Um die Arbeitskreise stärker in die Koordinierung der Bildungsarbeit einzubinden, werden diese in die Auswahl der Workshops auf LMVen eingebunden. Die Auswahl der Workshops erfolgt per Abstimmung. An dieser Abstimmung nehmen jeder Arbeitskreis mit ihren zwei stimmberechtigten Koordinator*innen, sowie die Mitglieder des Landesvorstands teil. Jede stimmberechtige Person hat maximal so viele Stimmen, wie Workshops zu vergeben sind. Die Workshops mit den meisten Stimmen werden auf der LMV durchgeführt.

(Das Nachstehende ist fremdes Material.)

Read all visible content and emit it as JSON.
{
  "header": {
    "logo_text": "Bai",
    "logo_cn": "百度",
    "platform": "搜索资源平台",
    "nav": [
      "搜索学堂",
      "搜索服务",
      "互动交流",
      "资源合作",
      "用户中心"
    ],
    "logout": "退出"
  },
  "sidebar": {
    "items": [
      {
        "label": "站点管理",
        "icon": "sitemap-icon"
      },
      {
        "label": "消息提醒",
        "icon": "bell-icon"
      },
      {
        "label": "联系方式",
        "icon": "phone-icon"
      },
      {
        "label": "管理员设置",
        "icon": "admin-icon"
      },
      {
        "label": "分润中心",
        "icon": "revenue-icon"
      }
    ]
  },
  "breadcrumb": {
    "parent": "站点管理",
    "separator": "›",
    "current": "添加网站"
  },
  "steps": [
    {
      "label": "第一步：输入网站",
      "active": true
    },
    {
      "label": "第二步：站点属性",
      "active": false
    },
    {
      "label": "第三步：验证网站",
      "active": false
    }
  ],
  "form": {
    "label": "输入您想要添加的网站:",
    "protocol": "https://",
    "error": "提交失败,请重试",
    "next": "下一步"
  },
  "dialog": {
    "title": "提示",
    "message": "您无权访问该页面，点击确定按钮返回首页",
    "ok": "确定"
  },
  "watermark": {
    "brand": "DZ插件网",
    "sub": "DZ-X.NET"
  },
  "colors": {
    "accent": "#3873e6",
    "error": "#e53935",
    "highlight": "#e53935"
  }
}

Bei der Auswahl der Workshops soll darauf geachtet werden, dass jeder Arbeitskreis mindestens einmal im Jahr die Möglichkeit hat, einen Workshop anzubieten. Folgende Fristen sind zu beachten:

  • Bis spätestens fünf Wochen vor einer LMV muss der Workshop-Vorschlag eingegangen und dem Landesvorstand, sowie den AK-Koordinierenden bekannt gemacht werden.
  • Vier Wochen vor der LMV muss die Auswahl der Workshops erfolgt sein.
  • Zwei Wochen vor der LMV muss der Workshop fertig geplant sein (Referent*in, Finanzielles). Sollte dies nicht der Fall sein, geht der Workshopslot an den Vorschlag mit den nächst-meisten Stimmen.
  • Ist ein „nachgerückter“ Workshop bis zu 4 Tagen vor der LMV nicht fertig geplant, geht die Planung dieses Workshops an den Landesvorstand über, mit dem Auftrag sich am geplanten Inhalt des Workshops zu orientieren.

Die Arbeitskreise haben die Möglichkeit, Angebote im Freizeitprogramm anzubieten. Zusätzlich ist es wünschenswert, wenn die groben Forderungen des Leitantrags frühzeitig an alle Mitglieder kommuniziert werden.

Beschlossen auf der Sommer-Landesmitgliederversammlung am 22.07.2017 in Euskirchen.